Here, we have had success with cooked chicken and cooked egg (no seasonings,) sweet potato, mealworms, crickets and bananas. Sometimes they will eat a little plain yogurt, other times they want nothing to do with it.

My hedgies are very picky and won't eat other fruits and vegetables, but you can try cooked peas, broccoli, zucchini, carrots, apples, watermelon, blueberries.

Good luck!


----------



## Lloydarcher (Dec 23, 2010)

This is generally a good post on what is and isn't good for them.

http://www.hedgehogheadquarters.com/secure/treats.htm

Hedgehogs are like humans in the way that no 2 hedgehogs like/dislike the same things, so don't be afraid to give your little one different stuff to see what is best for him/her. Just remember to feed in moderation.
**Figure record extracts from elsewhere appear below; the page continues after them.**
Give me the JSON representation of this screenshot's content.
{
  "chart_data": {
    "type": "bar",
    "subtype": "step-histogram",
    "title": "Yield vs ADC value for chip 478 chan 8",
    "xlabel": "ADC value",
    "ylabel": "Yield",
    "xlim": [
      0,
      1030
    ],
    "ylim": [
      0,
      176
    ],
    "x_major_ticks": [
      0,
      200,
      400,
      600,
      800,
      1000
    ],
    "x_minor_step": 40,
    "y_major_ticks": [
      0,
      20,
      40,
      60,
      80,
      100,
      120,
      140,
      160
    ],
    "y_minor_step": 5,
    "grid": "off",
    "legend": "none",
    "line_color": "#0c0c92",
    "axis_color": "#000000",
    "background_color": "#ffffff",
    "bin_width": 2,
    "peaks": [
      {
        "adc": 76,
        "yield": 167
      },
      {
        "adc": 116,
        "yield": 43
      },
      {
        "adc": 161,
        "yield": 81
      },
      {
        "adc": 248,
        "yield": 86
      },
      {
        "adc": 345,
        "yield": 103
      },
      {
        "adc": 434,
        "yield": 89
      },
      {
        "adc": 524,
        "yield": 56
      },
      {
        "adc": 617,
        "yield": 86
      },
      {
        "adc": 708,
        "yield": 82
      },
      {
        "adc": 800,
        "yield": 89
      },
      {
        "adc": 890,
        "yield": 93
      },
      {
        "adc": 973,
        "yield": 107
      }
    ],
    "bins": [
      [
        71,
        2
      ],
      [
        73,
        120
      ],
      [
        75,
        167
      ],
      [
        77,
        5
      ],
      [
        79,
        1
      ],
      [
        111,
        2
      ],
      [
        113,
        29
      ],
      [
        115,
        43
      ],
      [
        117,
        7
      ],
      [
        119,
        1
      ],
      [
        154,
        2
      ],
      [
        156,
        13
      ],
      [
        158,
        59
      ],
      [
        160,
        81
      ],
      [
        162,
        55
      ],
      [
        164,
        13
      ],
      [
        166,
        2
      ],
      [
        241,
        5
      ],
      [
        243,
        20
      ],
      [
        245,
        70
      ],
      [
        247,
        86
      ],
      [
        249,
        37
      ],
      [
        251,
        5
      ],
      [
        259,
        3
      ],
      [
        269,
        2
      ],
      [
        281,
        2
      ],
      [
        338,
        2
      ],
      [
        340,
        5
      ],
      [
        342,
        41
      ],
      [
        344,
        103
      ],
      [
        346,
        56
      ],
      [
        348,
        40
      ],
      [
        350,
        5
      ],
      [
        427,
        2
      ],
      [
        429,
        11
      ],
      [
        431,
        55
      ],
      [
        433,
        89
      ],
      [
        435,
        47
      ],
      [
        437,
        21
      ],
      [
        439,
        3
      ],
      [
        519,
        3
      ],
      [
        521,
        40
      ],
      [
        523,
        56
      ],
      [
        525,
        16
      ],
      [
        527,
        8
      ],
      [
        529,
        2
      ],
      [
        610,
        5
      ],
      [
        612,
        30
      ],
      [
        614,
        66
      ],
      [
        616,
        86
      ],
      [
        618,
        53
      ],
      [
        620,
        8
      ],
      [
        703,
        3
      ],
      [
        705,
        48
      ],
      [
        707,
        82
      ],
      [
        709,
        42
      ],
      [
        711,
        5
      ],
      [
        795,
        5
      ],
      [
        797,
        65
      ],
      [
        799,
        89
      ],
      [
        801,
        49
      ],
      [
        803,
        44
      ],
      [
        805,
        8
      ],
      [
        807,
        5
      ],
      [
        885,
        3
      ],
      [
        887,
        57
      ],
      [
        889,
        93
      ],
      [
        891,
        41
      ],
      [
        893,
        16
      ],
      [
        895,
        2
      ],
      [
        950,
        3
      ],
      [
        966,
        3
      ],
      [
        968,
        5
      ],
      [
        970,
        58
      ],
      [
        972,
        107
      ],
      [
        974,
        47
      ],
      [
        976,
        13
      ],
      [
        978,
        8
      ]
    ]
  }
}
Sometimes they won't eat something right away but turn out later to love it. My hedgie Lulu would never eat mealworms, but once I rubbed 1 or 2 on her nose she got the smell of it and understood it was a yummy treat.

If you do decide to give your hedgie some new treats, I would be interested in hearing which he/she likes best.

EDIT: That post above is great as well. Was trying to find one within the forums, but was too lazy to check a bunch of posts lol


----------



## bnk28 (Dec 19, 2010)

Thanks for those two links, they were both great! Last night I tried mealworms, carrot, chicken and apple with her. She tried a nibble of everything, but the only thing she completely ate was the mealworms.


----------



## susanaproenca (Aug 14, 2010)

bnk28 said:


> Thanks for those two links, they were both great! Last night I tried mealworms, carrot, chicken and apple with her. She tried a nibble of everything, but the only thing she completely ate was the mealworms.


Just to let you know, when offering new treats, it's better to wait a few days between treats just to make sure she doesn't have any reaction from it. Say, you offered mealworms today for the first time, wait a few days to offer something different, that way you'll be able to tell if the mealworm had any effect on her tummy. 

Yeah, mealworms are a hit :lol:


----------